Pertumbuhan ekonomi Indonesia diprediksi lebih lambat pada tahun politik 2024. Center of Reform on Economics (CORE) Indonesia memprediksi pertumbuhan ekonomi tahun depan sedikit menurun dibandingkan prediksi tahun ini.
"Kami menyimpulkan proyeksi pertumbuhan pada tahun 2024 akan berada di kisaran 4,9-5%. Jadi akan sedikit terkoreksi akan sedikit melambat dibandingkan tahun ini yang diprediksi 5%," kata Direktur Eksekutif Center of Reform on Economic (CORE) Indonesia, Mohammad Faisal dalam Core Economic Outlook 2024 di Perpustakaan Nasional, Jakarta Pusat, Selasa (12/12/2023).
Penyebab pertumbuhan ekonomi Indonesia diprediksi sedikit terkoreksi, salah satunya karena tahun depan ada Pemilu yang membuat semua pihak berhati-hati hingga berbagai kondisi negara maju yang masih mengalami kontraksi.
Faisal mencontohkan krisis properti di China yang dinilai berpengaruh langsung dan tidak langsung terhadap perekonomian global dan Indonesia.
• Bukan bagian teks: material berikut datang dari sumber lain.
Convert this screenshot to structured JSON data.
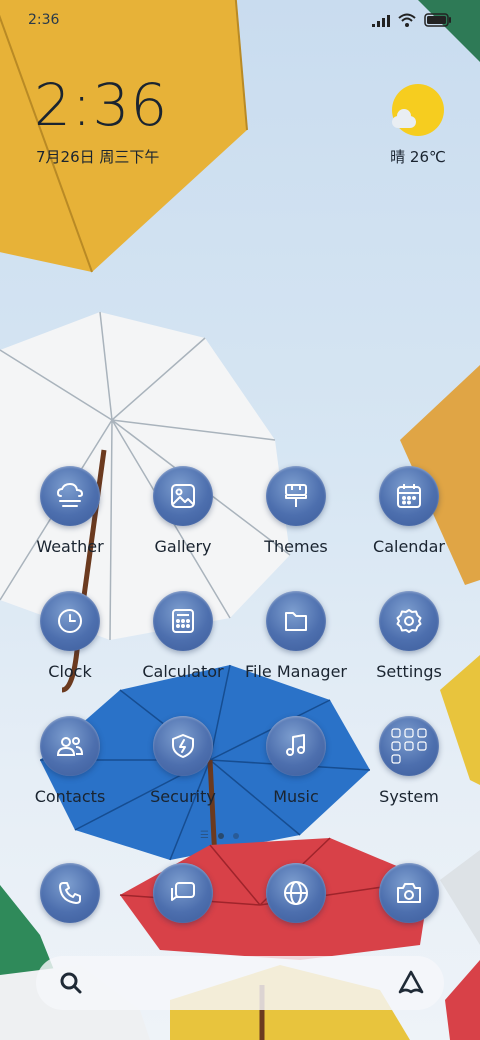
{
  "status_bar": {
    "time": "2:36"
  },
  "clock_widget": {
    "time": "2:36",
    "date": "7月26日 周三下午"
  },
  "weather_widget": {
    "condition": "晴",
    "temperature": "26℃"
  },
  "apps": [
    {
      "label": "Weather",
      "icon": "weather-icon"
    },
    {
      "label": "Gallery",
      "icon": "gallery-icon"
    },
    {
      "label": "Themes",
      "icon": "themes-icon"
    },
    {
      "label": "Calendar",
      "icon": "calendar-icon"
    },
    {
      "label": "Clock",
      "icon": "clock-icon"
    },
    {
      "label": "Calculator",
      "icon": "calculator-icon"
    },
    {
      "label": "File Manager",
      "icon": "folder-icon"
    },
    {
      "label": "Settings",
      "icon": "gear-icon"
    },
    {
      "label": "Contacts",
      "icon": "contacts-icon"
    },
    {
      "label": "Security",
      "icon": "shield-icon"
    },
    {
      "label": "Music",
      "icon": "music-icon"
    },
    {
      "label": "System",
      "icon": "folder-grid-icon"
    }
  ],
  "dock": [
    {
      "icon": "phone-icon"
    },
    {
      "icon": "messages-icon"
    },
    {
      "icon": "browser-icon"
    },
    {
      "icon": "camera-icon"
    }
  ],
  "page_indicator": {
    "pages": 2,
    "current": 1
  },
  "colors": {
    "icon_blue": "#4d6fae",
    "sun_yellow": "#f6cd1f",
    "sky": "#d7e6f3"
  }
}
China merupakan mitra dagang terbesar Indonesia. Kemudian China juga merupakan negara dengan penyumbang pertumbuhan ekonomi di dunia.
"Sektor properti itu menyumbang 24% sampai 30% daripada PDB China, dan China menyumbang perekonomian dunia dalam 10 tahun terakhir kurang lebih 41%. Jauh lebih besar dari Amerika Serikat (AS) 22% dan Eropa hanya 9%," jelas dia.
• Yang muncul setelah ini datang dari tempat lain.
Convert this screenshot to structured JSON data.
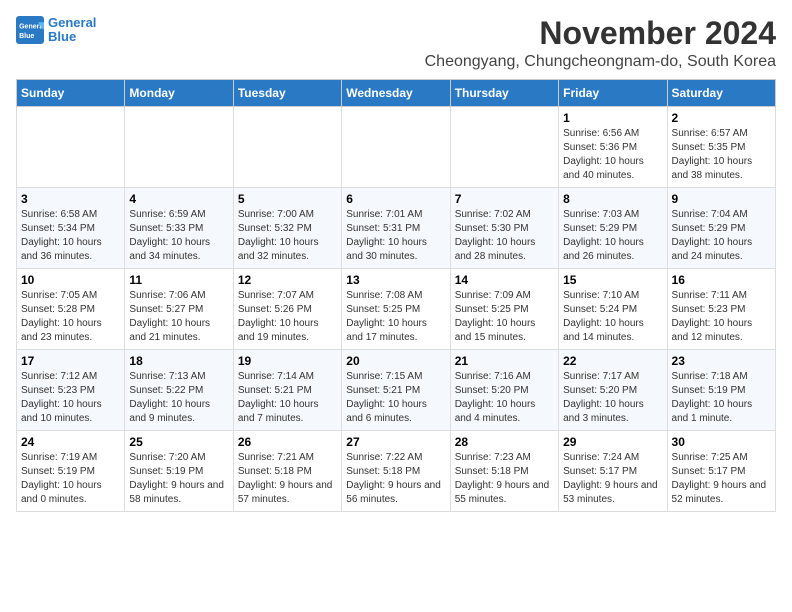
{
  "header": {
    "logo_line1": "General",
    "logo_line2": "Blue",
    "month": "November 2024",
    "location": "Cheongyang, Chungcheongnam-do, South Korea"
  },
  "weekdays": [
    "Sunday",
    "Monday",
    "Tuesday",
    "Wednesday",
    "Thursday",
    "Friday",
    "Saturday"
  ],
  "weeks": [
    [
      {
        "day": "",
        "info": ""
      },
      {
        "day": "",
        "info": ""
      },
      {
        "day": "",
        "info": ""
      },
      {
        "day": "",
        "info": ""
      },
      {
        "day": "",
        "info": ""
      },
      {
        "day": "1",
        "info": "Sunrise: 6:56 AM\nSunset: 5:36 PM\nDaylight: 10 hours and 40 minutes."
      },
      {
        "day": "2",
        "info": "Sunrise: 6:57 AM\nSunset: 5:35 PM\nDaylight: 10 hours and 38 minutes."
      }
    ],
    [
      {
        "day": "3",
        "info": "Sunrise: 6:58 AM\nSunset: 5:34 PM\nDaylight: 10 hours and 36 minutes."
      },
      {
        "day": "4",
        "info": "Sunrise: 6:59 AM\nSunset: 5:33 PM\nDaylight: 10 hours and 34 minutes."
      },
      {
        "day": "5",
        "info": "Sunrise: 7:00 AM\nSunset: 5:32 PM\nDaylight: 10 hours and 32 minutes."
      },
      {
        "day": "6",
        "info": "Sunrise: 7:01 AM\nSunset: 5:31 PM\nDaylight: 10 hours and 30 minutes."
      },
      {
        "day": "7",
        "info": "Sunrise: 7:02 AM\nSunset: 5:30 PM\nDaylight: 10 hours and 28 minutes."
      },
      {
        "day": "8",
        "info": "Sunrise: 7:03 AM\nSunset: 5:29 PM\nDaylight: 10 hours and 26 minutes."
      },
      {
        "day": "9",
        "info": "Sunrise: 7:04 AM\nSunset: 5:29 PM\nDaylight: 10 hours and 24 minutes."
      }
    ],
    [
      {
        "day": "10",
        "info": "Sunrise: 7:05 AM\nSunset: 5:28 PM\nDaylight: 10 hours and 23 minutes."
      },
      {
        "day": "11",
        "info": "Sunrise: 7:06 AM\nSunset: 5:27 PM\nDaylight: 10 hours and 21 minutes."
      },
      {
        "day": "12",
        "info": "Sunrise: 7:07 AM\nSunset: 5:26 PM\nDaylight: 10 hours and 19 minutes."
      },
      {
        "day": "13",
        "info": "Sunrise: 7:08 AM\nSunset: 5:25 PM\nDaylight: 10 hours and 17 minutes."
      },
      {
        "day": "14",
        "info": "Sunrise: 7:09 AM\nSunset: 5:25 PM\nDaylight: 10 hours and 15 minutes."
      },
      {
        "day": "15",
        "info": "Sunrise: 7:10 AM\nSunset: 5:24 PM\nDaylight: 10 hours and 14 minutes."
      },
      {
        "day": "16",
        "info": "Sunrise: 7:11 AM\nSunset: 5:23 PM\nDaylight: 10 hours and 12 minutes."
      }
    ],
    [
      {
        "day": "17",
        "info": "Sunrise: 7:12 AM\nSunset: 5:23 PM\nDaylight: 10 hours and 10 minutes."
      },
      {
        "day": "18",
        "info": "Sunrise: 7:13 AM\nSunset: 5:22 PM\nDaylight: 10 hours and 9 minutes."
      },
      {
        "day": "19",
        "info": "Sunrise: 7:14 AM\nSunset: 5:21 PM\nDaylight: 10 hours and 7 minutes."
      },
      {
        "day": "20",
        "info": "Sunrise: 7:15 AM\nSunset: 5:21 PM\nDaylight: 10 hours and 6 minutes."
      },
      {
        "day": "21",
        "info": "Sunrise: 7:16 AM\nSunset: 5:20 PM\nDaylight: 10 hours and 4 minutes."
      },
      {
        "day": "22",
        "info": "Sunrise: 7:17 AM\nSunset: 5:20 PM\nDaylight: 10 hours and 3 minutes."
      },
      {
        "day": "23",
        "info": "Sunrise: 7:18 AM\nSunset: 5:19 PM\nDaylight: 10 hours and 1 minute."
      }
    ],
    [
      {
        "day": "24",
        "info": "Sunrise: 7:19 AM\nSunset: 5:19 PM\nDaylight: 10 hours and 0 minutes."
      },
      {
        "day": "25",
        "info": "Sunrise: 7:20 AM\nSunset: 5:19 PM\nDaylight: 9 hours and 58 minutes."
      },
      {
        "day": "26",
        "info": "Sunrise: 7:21 AM\nSunset: 5:18 PM\nDaylight: 9 hours and 57 minutes."
      },
      {
        "day": "27",
        "info": "Sunrise: 7:22 AM\nSunset: 5:18 PM\nDaylight: 9 hours and 56 minutes."
      },
      {
        "day": "28",
        "info": "Sunrise: 7:23 AM\nSunset: 5:18 PM\nDaylight: 9 hours and 55 minutes."
      },
      {
        "day": "29",
        "info": "Sunrise: 7:24 AM\nSunset: 5:17 PM\nDaylight: 9 hours and 53 minutes."
      },
      {
        "day": "30",
        "info": "Sunrise: 7:25 AM\nSunset: 5:17 PM\nDaylight: 9 hours and 52 minutes."
      }
    ]
  ]
}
Selain itu, yang berpengaruh pada pertumbuhan ekonomi Indonesia tahun depan adalah harga komoditas yang melemah, seperti harga minyak mentah, minyak kelapa sawit, batu bara, hingga logam dasar.
Kemudian, konsumsi domestik diperkirakan melemah karena upah yang belum naik signifikan. Hal ini membuat kalangan menengah bawah akan menahan konsumsi, tercermin dengan menurunnya penjualan kendaraan bermotor dan rumah.
Lalu, inflasi umum diprediksi turun pada 2024. Faisal memprediksi inflasi tahun depan di angka 2,5-3%. Namun, yang menjadi masalah adalah kenaikan harga pangan yang menyebabkan inflasi pangan diprediksi akan lebih tingggi.
"Konsumsi rumah tangga stabil akan cenderung melemah, investasi relatif stabil karena perlambatan karena faktor tahun politik diredam dengan kebijakan hilirisasi, ekspor melemah karena surplusnya menipis, belanja pemerintah menguat," pungkas dia.